Tag Archives: Racism

Projection, from Art to Advertising

-the consumer’s way in-


Part of the reason art from about 1400 onwards can be so impressive and fun to experience is because it developed many of the techniques used in modern advertising. The point of the work is often to communicate a specific feeling, idea or lesson (usually religious in nature, but definitely not always). To do this, the artist tries to make the viewer empathise with the characters. To do this, you can try to make them look realistic, but it may be even more effective to make the characters look like the same sort of people as the viewers. This is why Caravaggio depicted his biblical stories acted out by southern European people in 1600s clothing – this is the equivalent of having Jesus and his gang of apostles in hoodies. This is also why Jesus is white: because the audiences of the paintings were too. They were far more likely to empathise with a white man dying for you, a white Italian/French person, when in reality Jesus would have looked to them quite terrifying, more like one of the Sultan’s Mosalmen camped outside the walls of Byzantium.

Today, advertisers use the same trick. There’s a character who you empathise with. They’re in your situation. They buy a product, it makes them happy and complete – it would do the same for you too.

It’s also a bit like that pivotal moment in Roald Dahl’s BFG, or to take a less obscure example, Inception. Once you realise that part of the artificial dream is true (the person in the advert is like you / there is a girl called Sophie sitting on your windowsill / your father is an emotionally distant businessman on his deathbed) then you will be prepared to believe that it’s all true (that you need to buy the product / send the army to attack the bad giants / dissolve your father’s business).

In order to get the advert over and done with in today’s vanishingly small attention spans, while maximising its persuasive power, advertisers need to deploy the full range of clever details and hooks to help you ‘identify with’ their character.

By targeting the ‘majority’ 80% or so of its potential market, advertisers and politicians can overlook, or at worst exclude, the ‘dissimilar’, hard-to-define, diverse 20%. This means that if you’re not included in the narrative of the advertising or the nation, you have a problem. You might follow your natural human inclination to be a part of the ‘in’ group, and conform to the narrative, fitting yourself in somehow – if you’re a gay man in a homophobic society you might marry a woman and suppress your other sexual desires, for example. You choose to trade the advantages of being ‘you’ for the advantages of being accepted and supported by society.

Instead of attempting to conform with the majority you may disengage, or resist. When this happens to enough people, and when they can talk to each other and organise, a new minority group will crystallise. This minority ‘community’ has its own norms and will probably be just as exclusionary to its own ‘minority-minorities’.

My point here is that there will always be minorities as long as there are social narratives, because (even though the most successful narratives are the ones that the most people can relate to), no single narrative can include everybody. The only difference to society is in whether the majority’s narrative can accommodate diversity or not. Unless diversity is actively tolerated, respected and cherished to some degree, the whole ‘majority’ society can go stale and rigid for want of new ideas.
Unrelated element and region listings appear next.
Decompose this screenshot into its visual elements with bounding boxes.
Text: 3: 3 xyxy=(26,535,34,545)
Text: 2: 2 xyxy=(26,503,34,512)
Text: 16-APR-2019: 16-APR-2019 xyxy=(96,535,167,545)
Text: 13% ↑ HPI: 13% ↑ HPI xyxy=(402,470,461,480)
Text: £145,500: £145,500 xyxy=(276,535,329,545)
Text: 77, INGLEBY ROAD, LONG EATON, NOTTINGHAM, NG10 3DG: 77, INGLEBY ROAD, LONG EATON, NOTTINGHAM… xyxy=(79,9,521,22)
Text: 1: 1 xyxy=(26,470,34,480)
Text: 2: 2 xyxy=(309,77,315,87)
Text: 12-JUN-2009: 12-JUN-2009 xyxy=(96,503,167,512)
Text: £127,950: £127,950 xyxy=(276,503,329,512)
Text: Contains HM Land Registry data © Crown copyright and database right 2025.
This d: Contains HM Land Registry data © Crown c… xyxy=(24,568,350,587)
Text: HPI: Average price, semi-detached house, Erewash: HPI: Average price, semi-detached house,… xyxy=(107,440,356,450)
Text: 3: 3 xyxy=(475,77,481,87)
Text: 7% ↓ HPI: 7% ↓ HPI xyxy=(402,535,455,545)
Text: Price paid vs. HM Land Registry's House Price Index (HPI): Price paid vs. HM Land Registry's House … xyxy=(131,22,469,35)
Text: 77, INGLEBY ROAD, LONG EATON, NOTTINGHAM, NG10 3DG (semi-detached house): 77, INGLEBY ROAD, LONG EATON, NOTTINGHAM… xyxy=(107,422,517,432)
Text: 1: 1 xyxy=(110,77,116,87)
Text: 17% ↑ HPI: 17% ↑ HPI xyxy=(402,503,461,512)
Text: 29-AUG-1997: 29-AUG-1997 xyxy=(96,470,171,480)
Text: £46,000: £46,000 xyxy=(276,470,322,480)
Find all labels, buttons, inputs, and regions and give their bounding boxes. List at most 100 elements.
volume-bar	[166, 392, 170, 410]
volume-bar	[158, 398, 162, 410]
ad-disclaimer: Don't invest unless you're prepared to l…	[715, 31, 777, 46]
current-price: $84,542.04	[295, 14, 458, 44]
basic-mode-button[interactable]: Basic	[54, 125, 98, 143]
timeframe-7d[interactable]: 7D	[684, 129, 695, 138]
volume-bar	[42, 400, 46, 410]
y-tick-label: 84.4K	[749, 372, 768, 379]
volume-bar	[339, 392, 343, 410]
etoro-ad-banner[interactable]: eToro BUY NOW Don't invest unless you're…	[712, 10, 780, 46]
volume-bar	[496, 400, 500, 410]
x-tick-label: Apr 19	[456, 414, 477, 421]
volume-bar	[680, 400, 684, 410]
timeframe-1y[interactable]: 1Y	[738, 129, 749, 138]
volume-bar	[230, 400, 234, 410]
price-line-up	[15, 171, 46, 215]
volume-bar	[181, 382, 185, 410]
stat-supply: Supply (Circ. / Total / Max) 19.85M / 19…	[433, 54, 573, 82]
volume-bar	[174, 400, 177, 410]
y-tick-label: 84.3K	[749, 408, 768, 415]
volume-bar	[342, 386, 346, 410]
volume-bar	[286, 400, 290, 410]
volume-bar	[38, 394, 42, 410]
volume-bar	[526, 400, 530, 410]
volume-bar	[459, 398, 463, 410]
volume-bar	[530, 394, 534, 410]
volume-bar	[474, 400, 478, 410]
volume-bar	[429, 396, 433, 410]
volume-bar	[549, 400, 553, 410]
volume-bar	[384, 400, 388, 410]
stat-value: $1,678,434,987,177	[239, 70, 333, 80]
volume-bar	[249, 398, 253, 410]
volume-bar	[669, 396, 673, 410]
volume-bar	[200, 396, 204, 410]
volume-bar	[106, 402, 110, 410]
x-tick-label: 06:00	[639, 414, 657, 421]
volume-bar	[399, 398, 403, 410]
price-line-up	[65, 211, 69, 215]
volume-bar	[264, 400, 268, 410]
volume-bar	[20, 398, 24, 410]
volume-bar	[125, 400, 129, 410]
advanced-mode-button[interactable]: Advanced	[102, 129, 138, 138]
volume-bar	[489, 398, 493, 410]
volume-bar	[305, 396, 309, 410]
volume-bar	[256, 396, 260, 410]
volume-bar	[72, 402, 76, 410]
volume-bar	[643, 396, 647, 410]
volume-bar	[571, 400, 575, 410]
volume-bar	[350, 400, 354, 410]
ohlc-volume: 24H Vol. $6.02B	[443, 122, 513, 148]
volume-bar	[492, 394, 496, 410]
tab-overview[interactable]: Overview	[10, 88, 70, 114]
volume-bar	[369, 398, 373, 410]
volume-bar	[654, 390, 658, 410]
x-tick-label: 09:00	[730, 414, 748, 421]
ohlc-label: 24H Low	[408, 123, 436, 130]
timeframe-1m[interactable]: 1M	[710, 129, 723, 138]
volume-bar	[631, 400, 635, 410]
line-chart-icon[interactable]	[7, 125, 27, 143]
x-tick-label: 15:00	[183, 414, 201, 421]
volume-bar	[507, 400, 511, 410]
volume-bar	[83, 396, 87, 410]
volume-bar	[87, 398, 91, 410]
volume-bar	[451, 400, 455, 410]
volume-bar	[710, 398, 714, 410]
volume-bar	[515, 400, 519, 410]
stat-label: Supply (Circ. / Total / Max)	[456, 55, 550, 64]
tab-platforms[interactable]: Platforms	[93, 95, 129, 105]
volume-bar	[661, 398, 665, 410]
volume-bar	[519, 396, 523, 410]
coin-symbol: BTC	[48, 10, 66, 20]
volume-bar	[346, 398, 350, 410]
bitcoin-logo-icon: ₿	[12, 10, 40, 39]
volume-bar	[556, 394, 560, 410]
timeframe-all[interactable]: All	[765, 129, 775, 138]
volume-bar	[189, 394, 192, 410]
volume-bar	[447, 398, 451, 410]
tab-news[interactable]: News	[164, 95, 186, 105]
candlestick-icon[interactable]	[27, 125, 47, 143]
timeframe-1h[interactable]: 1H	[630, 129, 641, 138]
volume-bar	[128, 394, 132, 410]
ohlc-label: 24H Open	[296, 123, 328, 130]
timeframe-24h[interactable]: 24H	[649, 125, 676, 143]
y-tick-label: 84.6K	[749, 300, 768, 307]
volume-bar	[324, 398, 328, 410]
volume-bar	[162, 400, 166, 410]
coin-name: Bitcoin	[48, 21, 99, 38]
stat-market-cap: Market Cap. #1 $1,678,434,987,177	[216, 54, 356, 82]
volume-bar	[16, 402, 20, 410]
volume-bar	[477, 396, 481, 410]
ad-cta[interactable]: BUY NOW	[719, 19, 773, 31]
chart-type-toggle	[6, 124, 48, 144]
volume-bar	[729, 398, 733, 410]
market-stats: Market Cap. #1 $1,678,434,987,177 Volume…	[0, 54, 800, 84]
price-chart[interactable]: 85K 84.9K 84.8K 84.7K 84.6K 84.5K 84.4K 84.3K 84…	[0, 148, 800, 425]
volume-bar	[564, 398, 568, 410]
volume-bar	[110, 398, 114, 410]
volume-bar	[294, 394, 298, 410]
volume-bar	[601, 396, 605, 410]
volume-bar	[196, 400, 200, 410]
Branding is always targeted at someone. Very few campaigns do not appeal to, and therefore push, one set of values more than others.

I fully acknowledge the benefits of advertising in promoting products, but brands have become symbiotic with our identities. We give money to the brand by buying the product, and in return we ‘buy into’ the brand – we identify ourselves with it, implying ‘I am Mr. Muscle, and I love the jobs you hate’, ‘I drink PepsiMax so I am cool like David Beckham’ or maybe ‘my Omega watch is just like James Bond’s so I’m a dysfunctional womaniser’.

Individual personalities are becoming things that are imposed as a set of choices: you compose your public identity partly from the global brands you affiliate with. Your friends get told that you ‘like’ Diet Coke and Batman on Facebook. Your newsfeed is filtered to be more relevant to your ‘preferences’ as surmised from the statistics of your behaviour online. What are the implications of this? Will people be motivated to actually find out about themselves and each other, or will they just wear brands on their cyber-lapel like political badges and leave it at that? The filter bubble phenomenon has been well-documented both in theory and practise.

What if the only people you ever encountered were people you could be fairly sure were just like you? Nobody you ever met would need much effort for you to understand, because you can reasonably assume they’re thinking the same things as you. They vote the same way, and they can’t understand why anybody wouldn’t. You don’t have any friends outside your group – why would you? They’re all idiots. Republicans. Democrats. French. Chinese. Fat Americans. Terrorist infidels.

Welcome to the Web 2.0, where the Social Network is the new class system.

Personally, I predict a counter-trend here. Less will really change than you might think. Those of us with a hankering for argument and alternative viewpoints will always hunger for a bit of randomness in social encounters. This randomness will probably come with strings attached, but whyever would you want dangerous wilderness when you can live all your life in a well-managed Walled Garden?